As well as dramatically increased crop yields, extra Carbon Dioxide also increases plant resistance to drought, damage from real pollutants and a range of other environmental stresses.
About the only down-side to the benefits of increased Carbon Dioxide is a need for extra nitrogen which can be readily supplied as a fertilizer.
Last year Norman Borlaug died. Borlaug was the man chiefly responsible for the green revolution that was based on great increases in crop yields. One of the ways in which plant yields can be increased is through glasshouses or greenhouses.
It is a popular myth that it is the Carbon Dioxide in greenhouses which increases the heat inside them and it is from this misunderstanding that the term “Greenhouse’ warming or AGW has been derived.
In fact glasshouses or greenhouses do not warm from Carbon Dioxide ‘trapping’ the solar rays as they come in through the glass walls and roof of the greenhouse. What warms the inside of the greenhouse is the lack of air movement.
The internal temperature of the greenhouse can be regulated by opening doors and screens. The Carbon Dioxide contributes nothing to the heating inside the greenhouse.
What the Carbon Dioxide does do in the greenhouse is greatly increase crop yield.

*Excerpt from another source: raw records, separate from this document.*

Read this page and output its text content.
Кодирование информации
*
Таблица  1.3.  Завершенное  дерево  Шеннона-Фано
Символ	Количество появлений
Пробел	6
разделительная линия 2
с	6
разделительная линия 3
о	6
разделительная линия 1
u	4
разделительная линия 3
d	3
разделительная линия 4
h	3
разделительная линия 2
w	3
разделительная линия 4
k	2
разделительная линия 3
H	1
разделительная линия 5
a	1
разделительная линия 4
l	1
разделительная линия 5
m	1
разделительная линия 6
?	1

Norman Borlaug realised this and, along with other innovative methods he introduced to impoverished countries to increase agricultural yields, the use of the greenhouse and supplements of Carbon Dioxide has enabled humanity to feed its growing population.
According to the UN Food and Agriculture Organisation [FAO] the world’s forests have increased over the past 15 years in almost half of the World’s most forested nations.
This is despite ongoing deforestation. FAO now uses the biomass of a forested region when it makes its appraisal of the size of the forests.
The biomass is a measure of the size of the trees and plants; simply they are growing bigger and lusher. This is arguably due to the increase in Carbon Dioxide levels over those 15 years.
Currently the atmospheric level of Carbon Dioxide is 385ppm. In the past the level has been up to 20 times the current level.
Some of those periods were warmer than today, many were colder. In addition the historical records of Carbon Dioxide and temperature show movements in Carbon Dioxide FOLLOW movements in temperature.
While the relationship between Carbon Dioxide and temperature is at worst negligible, what is certain is that Carbon Dioxide is not a poison but a boon to plant growth and to humanity who depend on successful agriculture.